– Ты точно знаешь, что такое смерть? - и вновь старческий смех. - И что происходит после того, как вот это, - палец старухи уткнулся в ее грудь, - начинают жрать гробовые черви? О, поверь мне, после смерти скучать не приходиться! Впрочем, я никогда и не скучала! Я по поддельному паспорту бежала из Нью-Йорка в Англию, когда мне грозило пять лет тюрьмы за нарушение федерального закона о печати, касающегося запрета открытой пропаганды эротизма и распространения порнографической продукции. Я кувыркалась в постели с Бернардом Шоу и Гербертом Уэллсом. И скажу по секрету, милочка, последний меня откровенно разочаровал. Я думала фантаст, он фантаст во всем. А оказалось, что фантазировать он может только на бумаге, а в постели сплошная заурядность. И еще один секрет, милочка. Знаешь с кем лучше всего заниматься сексом? А?
– Не… не знаю…
– С импотентом! Что мы вытворяли с Хэйвлоком Эллисом! Ни один мужчина больше не смог меня так возбуждать как он.
– Но у него же не…
– А руки? А язык? А слова? О, это было непередаваемо! Кстати, это именно он окончательно утвердил меня в мысли, что моя миссия - организация всемирного контроля над рождаемостью, улучшение человеческой породы, выпалывания всего человеческого сора для восхождения человечества по лестнице прогресса. И как утвердил! Когда мужчина доставляет тебе яркий, феерический оргазм, его слова, сказанные буквально накануне, воспринимаются как слова бога, как библия, которой необходимо неукоснительно следовать. Может поэтому я так всегда была уверена в своих действиях.
«О, Господи! Я схожу с ума. Мне уже начинают слышаться голоса покойников…»
– Да, нет, милочка. Ты еще пока в здравой памяти. А покойники разговаривать могут. Я же разговариваю! А какое упоение жизнью я испытывала, когда пропагандировала стерилизацию и аборты в двадцатых годах! Какое бешеное сопротивление я встречала. Но это меня только раззадоривало, как раззадоривает мужчина, который не желает сразу прыгать ко мне в постель. Прошла же Первая Мировая. Ряды людей поредели. Какой контроль над рождаемостью?! А я все равно долбила и долбила свое! А как я отбивалась от копов, когда они пришли закрывать мою первую подпольную клинику, где я стерилизовала женщин и делала им аборты. Всем! Всем, кто только сказал: «Я хочу!» Вот истинная свобода для женщины! Вот истинный контроль над рождаемостью! Кто как не ты сам лучше себя проконтролируешь?!
На, уже было начавшую успокаиваться, Лидию Васильевну вновь наполз липкий, до противного пота в подмышках страх. Все отчетливей стала проявляться мысль, поначалу отфутболенная глубоко в подвалы подсознания стремительностью событий: встреча с покойником к большому несчастью, очень большому.

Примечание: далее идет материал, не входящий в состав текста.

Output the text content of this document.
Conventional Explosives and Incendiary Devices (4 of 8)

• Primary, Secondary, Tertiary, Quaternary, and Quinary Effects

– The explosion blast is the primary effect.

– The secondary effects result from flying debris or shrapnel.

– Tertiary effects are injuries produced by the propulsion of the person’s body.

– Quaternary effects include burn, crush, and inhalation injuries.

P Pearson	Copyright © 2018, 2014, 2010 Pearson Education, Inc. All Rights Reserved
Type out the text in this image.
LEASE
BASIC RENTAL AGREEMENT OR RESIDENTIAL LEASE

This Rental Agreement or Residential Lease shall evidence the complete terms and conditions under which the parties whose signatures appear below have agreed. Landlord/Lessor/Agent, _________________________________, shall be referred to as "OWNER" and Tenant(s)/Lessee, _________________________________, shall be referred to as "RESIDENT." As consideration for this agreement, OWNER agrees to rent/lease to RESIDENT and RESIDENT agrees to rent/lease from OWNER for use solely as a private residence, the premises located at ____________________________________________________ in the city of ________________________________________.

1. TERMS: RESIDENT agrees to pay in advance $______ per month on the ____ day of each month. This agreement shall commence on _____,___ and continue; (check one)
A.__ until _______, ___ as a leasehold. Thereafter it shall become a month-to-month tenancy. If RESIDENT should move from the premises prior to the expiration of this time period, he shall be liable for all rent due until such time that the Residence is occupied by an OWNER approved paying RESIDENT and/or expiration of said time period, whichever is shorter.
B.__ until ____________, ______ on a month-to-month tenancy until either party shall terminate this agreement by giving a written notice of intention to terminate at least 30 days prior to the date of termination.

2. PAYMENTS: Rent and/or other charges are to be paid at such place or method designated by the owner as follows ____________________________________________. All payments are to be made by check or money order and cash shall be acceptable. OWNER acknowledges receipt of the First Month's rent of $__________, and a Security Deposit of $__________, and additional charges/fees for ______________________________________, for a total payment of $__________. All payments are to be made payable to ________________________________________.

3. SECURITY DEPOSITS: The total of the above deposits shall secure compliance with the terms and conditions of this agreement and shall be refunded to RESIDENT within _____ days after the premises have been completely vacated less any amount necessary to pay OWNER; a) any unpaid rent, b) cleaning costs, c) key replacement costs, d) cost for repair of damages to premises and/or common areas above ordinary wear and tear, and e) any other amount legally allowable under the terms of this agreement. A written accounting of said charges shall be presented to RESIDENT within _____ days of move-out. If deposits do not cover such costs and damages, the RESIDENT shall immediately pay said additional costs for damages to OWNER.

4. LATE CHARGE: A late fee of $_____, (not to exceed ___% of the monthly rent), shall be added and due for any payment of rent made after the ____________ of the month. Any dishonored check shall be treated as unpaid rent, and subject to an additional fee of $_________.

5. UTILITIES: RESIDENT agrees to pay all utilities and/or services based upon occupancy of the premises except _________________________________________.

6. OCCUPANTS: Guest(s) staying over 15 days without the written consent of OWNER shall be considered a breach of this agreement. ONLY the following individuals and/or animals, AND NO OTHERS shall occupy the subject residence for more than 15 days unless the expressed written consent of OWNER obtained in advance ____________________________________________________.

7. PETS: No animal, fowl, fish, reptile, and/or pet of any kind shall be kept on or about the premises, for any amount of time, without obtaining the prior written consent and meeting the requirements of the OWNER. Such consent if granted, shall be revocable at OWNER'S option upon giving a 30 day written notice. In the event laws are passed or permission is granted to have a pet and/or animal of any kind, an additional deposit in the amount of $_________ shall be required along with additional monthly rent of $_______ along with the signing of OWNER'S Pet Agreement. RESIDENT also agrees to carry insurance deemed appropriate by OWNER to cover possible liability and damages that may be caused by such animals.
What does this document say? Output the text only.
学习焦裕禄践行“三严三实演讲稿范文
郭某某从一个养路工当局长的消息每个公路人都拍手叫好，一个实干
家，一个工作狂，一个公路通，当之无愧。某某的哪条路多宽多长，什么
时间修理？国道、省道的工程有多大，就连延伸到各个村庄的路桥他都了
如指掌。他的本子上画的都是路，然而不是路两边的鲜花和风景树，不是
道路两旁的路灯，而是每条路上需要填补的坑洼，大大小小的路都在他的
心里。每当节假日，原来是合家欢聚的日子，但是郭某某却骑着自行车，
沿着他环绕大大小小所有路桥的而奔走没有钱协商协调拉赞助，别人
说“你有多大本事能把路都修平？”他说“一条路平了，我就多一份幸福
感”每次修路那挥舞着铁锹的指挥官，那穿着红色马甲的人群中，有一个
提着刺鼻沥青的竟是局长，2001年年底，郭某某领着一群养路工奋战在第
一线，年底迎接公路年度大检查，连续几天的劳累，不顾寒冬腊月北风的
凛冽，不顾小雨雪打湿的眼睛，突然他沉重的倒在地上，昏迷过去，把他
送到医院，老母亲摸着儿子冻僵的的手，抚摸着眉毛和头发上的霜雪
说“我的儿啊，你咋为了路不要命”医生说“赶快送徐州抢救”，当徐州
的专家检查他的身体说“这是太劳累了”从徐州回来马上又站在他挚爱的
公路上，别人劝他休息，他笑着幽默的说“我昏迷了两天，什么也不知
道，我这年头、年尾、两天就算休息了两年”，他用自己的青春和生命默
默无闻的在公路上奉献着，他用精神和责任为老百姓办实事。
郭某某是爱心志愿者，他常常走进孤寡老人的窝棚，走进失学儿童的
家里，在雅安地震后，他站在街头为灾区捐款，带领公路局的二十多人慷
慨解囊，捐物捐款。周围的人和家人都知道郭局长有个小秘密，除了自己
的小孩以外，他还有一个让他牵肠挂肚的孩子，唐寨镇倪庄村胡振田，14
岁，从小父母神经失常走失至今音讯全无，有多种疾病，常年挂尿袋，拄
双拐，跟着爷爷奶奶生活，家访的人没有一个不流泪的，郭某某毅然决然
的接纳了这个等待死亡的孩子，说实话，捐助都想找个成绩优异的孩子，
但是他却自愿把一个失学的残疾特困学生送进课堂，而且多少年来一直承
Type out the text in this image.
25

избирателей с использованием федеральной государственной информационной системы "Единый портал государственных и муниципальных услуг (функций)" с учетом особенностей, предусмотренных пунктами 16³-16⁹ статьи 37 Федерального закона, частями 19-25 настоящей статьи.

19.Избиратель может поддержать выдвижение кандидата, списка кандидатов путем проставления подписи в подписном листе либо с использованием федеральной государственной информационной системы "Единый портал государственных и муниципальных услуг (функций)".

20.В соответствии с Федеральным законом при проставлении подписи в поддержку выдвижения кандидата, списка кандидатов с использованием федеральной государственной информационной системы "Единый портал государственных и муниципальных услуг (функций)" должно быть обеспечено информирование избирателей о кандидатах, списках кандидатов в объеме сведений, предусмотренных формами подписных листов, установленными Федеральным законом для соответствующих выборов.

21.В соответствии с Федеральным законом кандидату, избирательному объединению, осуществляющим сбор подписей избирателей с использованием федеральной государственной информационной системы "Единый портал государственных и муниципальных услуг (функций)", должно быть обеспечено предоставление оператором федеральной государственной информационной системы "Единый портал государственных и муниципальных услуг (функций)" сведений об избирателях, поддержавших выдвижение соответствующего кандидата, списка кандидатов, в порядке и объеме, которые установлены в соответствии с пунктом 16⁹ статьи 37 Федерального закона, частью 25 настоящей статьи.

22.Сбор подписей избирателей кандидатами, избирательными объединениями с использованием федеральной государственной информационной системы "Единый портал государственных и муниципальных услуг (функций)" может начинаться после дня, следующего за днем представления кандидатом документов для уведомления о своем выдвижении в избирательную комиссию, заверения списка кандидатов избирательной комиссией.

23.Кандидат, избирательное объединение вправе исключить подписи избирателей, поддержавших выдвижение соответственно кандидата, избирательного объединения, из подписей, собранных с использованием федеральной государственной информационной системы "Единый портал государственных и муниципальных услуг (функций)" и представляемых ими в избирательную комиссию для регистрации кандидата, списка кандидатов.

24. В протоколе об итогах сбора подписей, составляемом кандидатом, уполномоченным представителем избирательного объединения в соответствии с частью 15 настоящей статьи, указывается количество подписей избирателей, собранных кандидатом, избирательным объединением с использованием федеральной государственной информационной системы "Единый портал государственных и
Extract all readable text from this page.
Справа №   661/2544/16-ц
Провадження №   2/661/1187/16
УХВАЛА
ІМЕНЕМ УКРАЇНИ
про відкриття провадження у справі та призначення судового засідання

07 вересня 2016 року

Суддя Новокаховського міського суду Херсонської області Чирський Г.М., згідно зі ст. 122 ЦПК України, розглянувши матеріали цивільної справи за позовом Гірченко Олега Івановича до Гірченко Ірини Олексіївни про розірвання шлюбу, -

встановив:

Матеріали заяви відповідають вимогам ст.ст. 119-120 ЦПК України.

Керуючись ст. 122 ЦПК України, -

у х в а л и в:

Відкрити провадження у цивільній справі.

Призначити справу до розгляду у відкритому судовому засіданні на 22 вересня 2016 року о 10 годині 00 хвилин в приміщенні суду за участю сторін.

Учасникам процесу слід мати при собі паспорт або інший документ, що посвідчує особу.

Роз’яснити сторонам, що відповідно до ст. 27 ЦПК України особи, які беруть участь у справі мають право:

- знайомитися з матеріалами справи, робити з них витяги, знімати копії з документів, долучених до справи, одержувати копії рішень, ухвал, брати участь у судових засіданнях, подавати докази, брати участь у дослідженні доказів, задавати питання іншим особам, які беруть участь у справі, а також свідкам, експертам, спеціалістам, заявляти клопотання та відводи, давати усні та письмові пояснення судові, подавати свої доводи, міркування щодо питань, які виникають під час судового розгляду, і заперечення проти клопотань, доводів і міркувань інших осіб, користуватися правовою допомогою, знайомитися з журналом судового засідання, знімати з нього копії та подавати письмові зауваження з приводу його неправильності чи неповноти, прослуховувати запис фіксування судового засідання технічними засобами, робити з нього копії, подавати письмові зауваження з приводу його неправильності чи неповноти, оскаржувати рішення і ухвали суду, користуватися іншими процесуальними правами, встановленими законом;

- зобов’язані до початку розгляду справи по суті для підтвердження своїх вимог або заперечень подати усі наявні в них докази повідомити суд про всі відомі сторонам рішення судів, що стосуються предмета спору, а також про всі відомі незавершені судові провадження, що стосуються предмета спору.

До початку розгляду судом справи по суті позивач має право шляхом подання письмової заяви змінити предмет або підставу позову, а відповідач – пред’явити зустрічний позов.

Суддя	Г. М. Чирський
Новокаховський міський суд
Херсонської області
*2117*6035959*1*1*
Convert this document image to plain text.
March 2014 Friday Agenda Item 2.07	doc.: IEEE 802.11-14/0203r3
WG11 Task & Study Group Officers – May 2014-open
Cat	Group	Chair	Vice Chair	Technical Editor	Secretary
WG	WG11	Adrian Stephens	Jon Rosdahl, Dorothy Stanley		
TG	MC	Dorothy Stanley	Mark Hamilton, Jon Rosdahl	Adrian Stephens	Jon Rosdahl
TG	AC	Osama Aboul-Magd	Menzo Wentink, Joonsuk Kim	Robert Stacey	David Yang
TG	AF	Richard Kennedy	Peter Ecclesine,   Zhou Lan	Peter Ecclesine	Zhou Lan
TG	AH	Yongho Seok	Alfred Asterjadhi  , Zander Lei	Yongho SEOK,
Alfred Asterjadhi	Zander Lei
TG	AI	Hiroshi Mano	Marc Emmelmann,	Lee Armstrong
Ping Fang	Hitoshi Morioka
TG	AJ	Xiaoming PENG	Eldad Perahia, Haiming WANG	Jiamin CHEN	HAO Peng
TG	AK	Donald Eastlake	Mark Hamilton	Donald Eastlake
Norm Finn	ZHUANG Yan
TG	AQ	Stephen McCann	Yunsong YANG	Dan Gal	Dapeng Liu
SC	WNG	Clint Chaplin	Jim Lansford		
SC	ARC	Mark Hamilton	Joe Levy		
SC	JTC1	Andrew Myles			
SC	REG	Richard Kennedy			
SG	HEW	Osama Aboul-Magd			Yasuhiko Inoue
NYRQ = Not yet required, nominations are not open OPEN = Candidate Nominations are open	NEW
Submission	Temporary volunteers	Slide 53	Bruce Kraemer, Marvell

– Что, страшно с покойницей разговаривать? - старуха вновь неприятно рассмеялась. - Да ты не бойся! Все равно там все будут! Да ты хоть пожила в свое удовольствие. Машина, дача, дети, молодой жеребец-любовник. А многие этого в жизни не испытали. Многие вообще в жизни ничего не испытали кроме боли! - густая тень, отбрасываемая полами старомодной шляпки мешали хозяйке квартиры увидеть выражение лица этой необычной посетительнице. С улыбкой она это говорит или серьезно?
Ведь иногда, когда Лидия Васильевна сильно уставала на работе или после утомительной вечеринки на нее накатывалась волна жесточайшей, черной меланхолии. Ни с того ни с сего, словно опостылевшая зубная боль, которую не удается избежать ни одному человеку, как бы он не ухаживал за зубами, ее начинал волновать вопрос о смысле жизни, о том, что она оставит после себя. «Целое кладбище нерожденных детей? Точнее ведра с их хрупкими недоразвитыми останками?»
Таких детей нигде не хоронили, просто закапывали где-нибудь, а то и просто выбрасывали на свалку, для бездомных псов и ворон. И все это для того, чтобы она пила дорогой мартини, блистая в модном вечернем платье на тусовке, называемом светским раутом? Чтобы видеть эти притворные, слащавые улыбки, слышать это лицемерное «милочка», слушать и самой разносить всевозможные светские сплетни? Улыбаться милой, красиво одетой собеседнице, так интеллигентно вытирающей беленьким платочком свои губки после бокала шампанского, улыбаться и вспоминать, как видела ее, раскоряченную на гинекологическом кресле. И от нее пахло отнюдь не «Ангелом» или «Шанель №5», а запахом пота и крови. И за все это надо платить десятками, сотнями эмалированных ведер там, в операционной?